Suddenly he threw open the bedroom door, shouting for Codswallop. She could hear him as if from a long way off, instructing the butler to find Sudhakar if he was still in London. She curled her fingers into the edge of the coverlet. She was starting to feel dizzy.
It felt like hours before Quill suddenly reappeared before her. She gasped as his face swung close to hers.
“The drug affects your eyesight,” Quill said. “Remember? I thought you had a halo last night.”
“This was quite idiotic of me,” Gabby said, her voice a reedy thread. “Wasn’t it, Quill?” She clutched the counterpane tighter. She felt as if she were on the deck of a ship as it listed in a storm. “I’m sorry I behaved so badly.”
He had her hands in his again and was looking down at them. “We were both idiots,” he said heavily. “I goaded you. I know you didn’t try to kill me, Gabby. I was angry.
“And you were right.” He was massaging her hands now. “I was stupid, stupid, stupid to argue with you. I should have just thanked you.”

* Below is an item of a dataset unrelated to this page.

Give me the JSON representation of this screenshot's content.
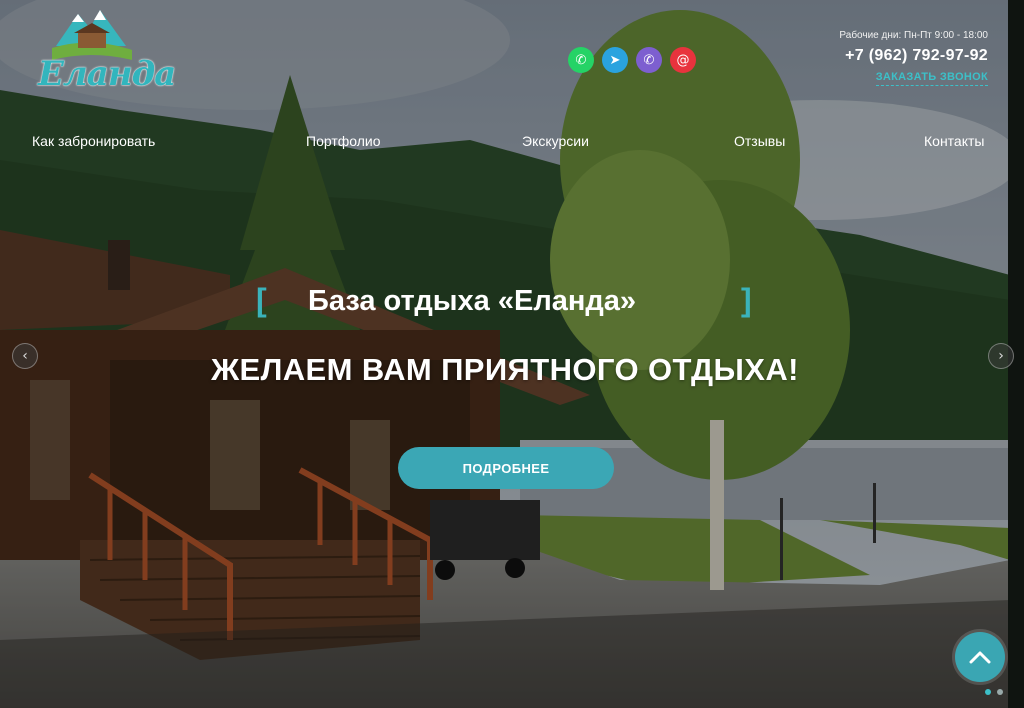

“Not as stupid as I am,” Gabby admitted. “I’m glad Sudhakar has left. He has always scolded me for being impulsive. He didn’t want to give you the medicine,” she added.
“What did he tell you about the medicine? Can you remember anything?”
“No,” Gabby said vaguely. “He said it wasn’t dangerous in small doses.”
“Nothing else?”
“No.” She giggled.
“What is it?”
“I think your ears are growing, Quill! You look like a bunny!” Her eyes grew round. “Look at your nose!” She giggled again.
Quill sighed. When Quill had taken the medicine, it had transformed him into a cheerful, if incoherent, drunk. He could only hope its effect on Gabby was as mild. It was going to be a long night.